Monday, April 6, 2015

At the House of Madness (2008)

Sarah is discouraged that they're unable to sell their house and believes it is because the home is cursed. Her husband is having none of this nonsense. So Sarah begins reeling off names of all the people who lived in the home and met untimely ends.

In an abrupt switch, we find ourselves watching Tracy, a women who is either wearing a bad wig, or whose hair looks like a bad wig.  She drives to the beach,  uses a metal detector and discovers a strange book buried in the sand. I'm not sure what's more surprising  - that the clasp has a demon head on it, or that it didn't sustain any damage from the damp sand and salty ocean water.

Back at home while trying to pry the book open, Tracy sees a rat and beats it to death with a magnifying glass. Odd choice I know, but the clasp releases and Tracy is in evil heaven flipping through the pages. As the clock strikes the next hour, the book slams shut, and Tracy is back to attacking the clasp with a dull butter knife.

Since the book opened when she killed the rat, Tracy decides the best way to get the book to open  again is to start murdering people. No one shall ask why where she came up with this huge leap in logic or why she doesn't continue to murder small rodents who won't be missed.  Perhaps the fumes from her sad looking wig have rotted her brain. As you'd expect, evil books always punish those who read them.

Back to the wrap around segment of the anthology, Sarah's husband is no more convinced of the curse than before. So Sarah tells him the tale of a young woman named Izzy whose cousin lived in the house. Izzy feigned a breakup with her boyfriend and no place to stay, but in reality she plans on robbing the home.  Her cousin says he has an old ventriloquist dummy passed down though the family. Izzy decides they need to steal the dummy since it must be worth a lot of money. Izzy is not too bright.

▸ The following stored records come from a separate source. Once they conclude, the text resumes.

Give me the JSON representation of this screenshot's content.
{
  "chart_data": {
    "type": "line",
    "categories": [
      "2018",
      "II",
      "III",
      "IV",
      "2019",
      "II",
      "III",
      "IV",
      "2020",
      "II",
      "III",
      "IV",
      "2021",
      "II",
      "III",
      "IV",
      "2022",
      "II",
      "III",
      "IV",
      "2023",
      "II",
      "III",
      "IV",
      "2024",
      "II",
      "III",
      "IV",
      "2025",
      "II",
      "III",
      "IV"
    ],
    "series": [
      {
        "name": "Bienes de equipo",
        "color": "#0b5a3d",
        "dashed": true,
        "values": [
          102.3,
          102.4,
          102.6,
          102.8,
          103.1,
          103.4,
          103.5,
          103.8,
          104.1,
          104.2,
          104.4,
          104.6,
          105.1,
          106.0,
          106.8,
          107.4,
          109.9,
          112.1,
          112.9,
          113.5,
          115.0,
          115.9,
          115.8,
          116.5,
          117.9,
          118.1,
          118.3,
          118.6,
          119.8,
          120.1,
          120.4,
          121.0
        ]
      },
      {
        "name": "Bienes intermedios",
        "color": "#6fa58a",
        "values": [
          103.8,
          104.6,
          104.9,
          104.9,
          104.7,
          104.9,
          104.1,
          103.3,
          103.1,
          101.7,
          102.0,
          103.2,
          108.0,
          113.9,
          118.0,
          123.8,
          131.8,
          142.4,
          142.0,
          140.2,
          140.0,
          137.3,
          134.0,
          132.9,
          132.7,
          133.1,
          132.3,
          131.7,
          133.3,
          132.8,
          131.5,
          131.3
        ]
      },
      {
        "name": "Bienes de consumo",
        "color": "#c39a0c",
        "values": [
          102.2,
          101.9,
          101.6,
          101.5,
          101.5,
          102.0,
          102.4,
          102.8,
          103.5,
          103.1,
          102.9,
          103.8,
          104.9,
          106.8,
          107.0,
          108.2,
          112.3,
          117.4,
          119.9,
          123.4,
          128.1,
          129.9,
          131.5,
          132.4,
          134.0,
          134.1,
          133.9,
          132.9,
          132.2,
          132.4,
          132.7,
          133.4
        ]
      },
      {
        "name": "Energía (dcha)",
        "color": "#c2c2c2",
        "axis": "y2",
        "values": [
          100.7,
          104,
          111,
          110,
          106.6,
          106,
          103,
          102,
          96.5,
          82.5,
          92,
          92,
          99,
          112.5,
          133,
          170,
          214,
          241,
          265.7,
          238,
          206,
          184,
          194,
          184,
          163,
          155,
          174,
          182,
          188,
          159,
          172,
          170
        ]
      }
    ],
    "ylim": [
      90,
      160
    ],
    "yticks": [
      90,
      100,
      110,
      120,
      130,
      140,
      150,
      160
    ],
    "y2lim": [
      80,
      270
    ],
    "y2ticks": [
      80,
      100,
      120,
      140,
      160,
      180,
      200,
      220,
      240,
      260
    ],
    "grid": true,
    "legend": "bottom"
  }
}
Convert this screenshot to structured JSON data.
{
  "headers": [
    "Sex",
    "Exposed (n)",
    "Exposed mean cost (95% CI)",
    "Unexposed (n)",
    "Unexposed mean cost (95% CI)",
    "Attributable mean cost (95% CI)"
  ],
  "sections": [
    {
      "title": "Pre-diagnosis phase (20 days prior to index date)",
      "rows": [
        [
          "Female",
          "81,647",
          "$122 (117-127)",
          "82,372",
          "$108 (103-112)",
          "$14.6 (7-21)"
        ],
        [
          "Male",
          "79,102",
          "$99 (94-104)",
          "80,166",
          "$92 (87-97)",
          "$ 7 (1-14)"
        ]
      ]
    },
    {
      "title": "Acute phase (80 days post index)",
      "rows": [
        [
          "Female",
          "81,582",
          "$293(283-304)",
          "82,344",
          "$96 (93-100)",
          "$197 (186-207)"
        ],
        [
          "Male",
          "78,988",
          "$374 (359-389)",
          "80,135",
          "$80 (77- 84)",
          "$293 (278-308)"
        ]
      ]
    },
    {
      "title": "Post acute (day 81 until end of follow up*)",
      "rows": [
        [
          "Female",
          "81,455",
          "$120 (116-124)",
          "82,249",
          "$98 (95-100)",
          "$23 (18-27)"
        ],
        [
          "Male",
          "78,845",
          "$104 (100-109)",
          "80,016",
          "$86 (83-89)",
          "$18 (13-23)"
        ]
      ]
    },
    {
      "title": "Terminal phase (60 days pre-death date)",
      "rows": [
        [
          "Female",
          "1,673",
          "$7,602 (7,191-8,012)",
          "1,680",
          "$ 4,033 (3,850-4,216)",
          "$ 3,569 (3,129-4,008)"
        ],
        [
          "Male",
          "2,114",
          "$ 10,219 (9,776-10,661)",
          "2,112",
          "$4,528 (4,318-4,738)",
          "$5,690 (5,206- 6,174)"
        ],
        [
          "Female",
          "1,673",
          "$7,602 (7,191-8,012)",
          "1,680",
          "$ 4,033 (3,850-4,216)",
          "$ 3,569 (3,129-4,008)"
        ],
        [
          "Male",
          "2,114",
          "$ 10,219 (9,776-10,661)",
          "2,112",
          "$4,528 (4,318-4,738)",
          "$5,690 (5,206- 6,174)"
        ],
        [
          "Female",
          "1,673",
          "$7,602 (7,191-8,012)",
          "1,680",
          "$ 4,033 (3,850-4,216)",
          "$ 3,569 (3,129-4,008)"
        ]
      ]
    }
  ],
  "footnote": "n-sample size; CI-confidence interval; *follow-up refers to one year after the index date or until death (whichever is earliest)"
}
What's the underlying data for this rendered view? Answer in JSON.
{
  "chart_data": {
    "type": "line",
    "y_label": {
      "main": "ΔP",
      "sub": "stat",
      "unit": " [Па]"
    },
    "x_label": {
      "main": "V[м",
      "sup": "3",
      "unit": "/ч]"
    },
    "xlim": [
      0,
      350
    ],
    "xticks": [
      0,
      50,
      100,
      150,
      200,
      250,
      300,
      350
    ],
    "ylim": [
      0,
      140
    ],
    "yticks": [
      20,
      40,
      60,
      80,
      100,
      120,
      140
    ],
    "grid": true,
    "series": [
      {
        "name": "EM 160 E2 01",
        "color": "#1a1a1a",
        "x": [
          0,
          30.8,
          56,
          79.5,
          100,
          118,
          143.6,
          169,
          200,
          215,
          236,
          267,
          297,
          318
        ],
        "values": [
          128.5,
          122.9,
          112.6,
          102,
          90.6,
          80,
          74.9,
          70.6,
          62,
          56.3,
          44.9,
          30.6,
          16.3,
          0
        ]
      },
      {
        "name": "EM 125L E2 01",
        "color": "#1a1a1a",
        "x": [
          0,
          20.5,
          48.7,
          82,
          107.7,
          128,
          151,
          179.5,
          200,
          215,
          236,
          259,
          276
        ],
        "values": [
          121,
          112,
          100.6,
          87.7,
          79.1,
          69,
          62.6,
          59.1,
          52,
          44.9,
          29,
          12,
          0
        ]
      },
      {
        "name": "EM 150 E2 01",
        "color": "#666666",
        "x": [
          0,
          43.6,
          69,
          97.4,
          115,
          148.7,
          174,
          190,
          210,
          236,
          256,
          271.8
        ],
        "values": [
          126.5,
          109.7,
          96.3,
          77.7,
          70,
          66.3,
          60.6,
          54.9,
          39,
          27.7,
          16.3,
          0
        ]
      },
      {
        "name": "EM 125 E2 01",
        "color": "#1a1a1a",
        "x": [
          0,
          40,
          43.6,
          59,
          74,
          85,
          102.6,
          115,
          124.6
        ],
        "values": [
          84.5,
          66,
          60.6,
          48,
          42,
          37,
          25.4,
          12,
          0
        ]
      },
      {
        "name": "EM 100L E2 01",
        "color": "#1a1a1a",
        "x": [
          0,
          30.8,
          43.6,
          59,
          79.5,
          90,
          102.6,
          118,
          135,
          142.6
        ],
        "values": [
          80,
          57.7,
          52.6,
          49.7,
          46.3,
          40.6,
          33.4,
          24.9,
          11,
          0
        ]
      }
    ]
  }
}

We all know nothing good can come from a ventriloquist dummy, so there.  Sarah's husband is wondering why he married a woman who believes in curses.  Both stories make Sarah look a bit nutty  since neither story makes the house itself look bad.

I'm not a big fan of anthologies and this didn't change my mind.  The story with the book has a big chunk of time where they pad the film as Tracy wanders on the beach, walks, or tries to get the book open. There is no dialogue and the film making is not good enough to support this type of silence.